Spatial Resolution Enhancement in Quantum Imaging beyond the Diffraction Limit Using Entangled Photon-Number State

TL;DR

This paper demonstrates that using entangled photon-number states in quantum imaging can significantly improve spatial resolution beyond the classical diffraction limit, with potential resolution enhancement proportional to the number of entangled photons.

Contribution

It introduces a method to enhance imaging resolution using entangled photon-number states and generalizes the approach for any number of photons, surpassing classical limits.

Findings

Resolution improvement scales with photon number N

Coherent and incoherent imaging modes achieved with different detectors

Potential reduction of Airy disk size by a factor of N

Abstract

In this paper we study the resolution of images illuminated by sources composed of $N+1$ photons in which one non-degenerate photon is entangled with $N$ degenerate photons.
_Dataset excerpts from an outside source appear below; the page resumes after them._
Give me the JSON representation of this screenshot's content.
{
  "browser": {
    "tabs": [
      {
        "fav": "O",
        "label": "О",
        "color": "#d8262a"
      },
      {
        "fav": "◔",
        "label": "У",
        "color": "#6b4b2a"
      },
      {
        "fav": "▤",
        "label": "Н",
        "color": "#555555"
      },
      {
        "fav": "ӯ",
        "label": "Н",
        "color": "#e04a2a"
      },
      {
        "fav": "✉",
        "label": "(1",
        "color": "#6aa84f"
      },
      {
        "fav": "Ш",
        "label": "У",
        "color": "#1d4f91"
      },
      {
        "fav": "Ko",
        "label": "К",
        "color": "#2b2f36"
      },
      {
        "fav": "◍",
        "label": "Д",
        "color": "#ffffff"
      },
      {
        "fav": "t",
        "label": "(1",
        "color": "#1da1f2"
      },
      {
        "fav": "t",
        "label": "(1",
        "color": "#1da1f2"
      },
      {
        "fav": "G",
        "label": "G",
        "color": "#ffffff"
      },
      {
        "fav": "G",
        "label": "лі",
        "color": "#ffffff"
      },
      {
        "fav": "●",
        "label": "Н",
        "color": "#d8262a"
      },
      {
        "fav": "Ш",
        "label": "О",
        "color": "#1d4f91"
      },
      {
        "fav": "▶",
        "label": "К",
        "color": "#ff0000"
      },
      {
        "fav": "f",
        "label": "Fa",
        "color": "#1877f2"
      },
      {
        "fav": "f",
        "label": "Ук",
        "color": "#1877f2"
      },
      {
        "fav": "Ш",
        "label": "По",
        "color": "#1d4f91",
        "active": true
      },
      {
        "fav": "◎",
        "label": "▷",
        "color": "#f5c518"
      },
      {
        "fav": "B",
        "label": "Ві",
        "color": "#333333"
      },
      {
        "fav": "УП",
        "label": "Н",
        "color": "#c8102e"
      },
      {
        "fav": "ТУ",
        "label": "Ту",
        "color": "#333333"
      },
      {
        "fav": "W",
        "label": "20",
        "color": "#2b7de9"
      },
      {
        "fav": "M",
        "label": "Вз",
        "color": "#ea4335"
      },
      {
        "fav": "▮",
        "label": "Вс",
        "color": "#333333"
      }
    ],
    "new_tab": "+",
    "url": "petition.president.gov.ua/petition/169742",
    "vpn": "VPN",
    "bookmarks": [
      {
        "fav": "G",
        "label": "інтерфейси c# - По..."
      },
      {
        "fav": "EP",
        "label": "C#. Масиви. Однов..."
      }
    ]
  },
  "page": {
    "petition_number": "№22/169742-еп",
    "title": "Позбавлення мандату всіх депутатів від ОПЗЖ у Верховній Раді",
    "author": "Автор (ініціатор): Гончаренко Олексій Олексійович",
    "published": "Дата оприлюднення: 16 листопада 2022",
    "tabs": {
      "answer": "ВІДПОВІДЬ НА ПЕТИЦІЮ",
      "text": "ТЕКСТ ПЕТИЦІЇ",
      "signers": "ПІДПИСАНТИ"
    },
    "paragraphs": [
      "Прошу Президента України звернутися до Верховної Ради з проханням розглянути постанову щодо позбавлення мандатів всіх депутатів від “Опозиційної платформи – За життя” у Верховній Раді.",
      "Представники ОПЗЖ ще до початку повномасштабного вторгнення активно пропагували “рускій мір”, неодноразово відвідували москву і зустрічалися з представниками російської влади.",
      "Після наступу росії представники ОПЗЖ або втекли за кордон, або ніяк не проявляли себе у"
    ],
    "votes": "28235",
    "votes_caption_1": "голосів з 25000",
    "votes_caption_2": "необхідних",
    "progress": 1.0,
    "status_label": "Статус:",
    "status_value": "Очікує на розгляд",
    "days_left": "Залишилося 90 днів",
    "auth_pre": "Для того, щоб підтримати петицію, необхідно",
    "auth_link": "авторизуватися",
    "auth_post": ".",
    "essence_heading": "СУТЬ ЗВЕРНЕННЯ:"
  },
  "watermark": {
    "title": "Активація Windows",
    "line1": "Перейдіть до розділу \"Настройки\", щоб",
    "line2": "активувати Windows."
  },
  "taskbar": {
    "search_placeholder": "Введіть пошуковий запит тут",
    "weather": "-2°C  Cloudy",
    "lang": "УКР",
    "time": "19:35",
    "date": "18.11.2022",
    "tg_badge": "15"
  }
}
The $N$ degenerate photons illuminate an object and are collected by an $N$ photon detector. The signal from the $N$ photon detector is measured in coincidence with the non-degenerate photon giving rise to a ghost image. We discuss the case of three photons in various configurations and generalize to $N+1$. Using the Rayleigh criterion, we find that the system may give an improvement in resolution by a factor of $N$ compared to using a classical source. For the case that the $N$-photon number detector is a point detector, a coherent image is obtained. If the $N$-photon detector is a bucket detector, the image is incoherent. The visibility of the image in both cases is 1. In the opposite case in which the non-degenerate photon is scattered by the object, then, using an $N$-photon point detector may reduce the Airy disk by a factor of $N$.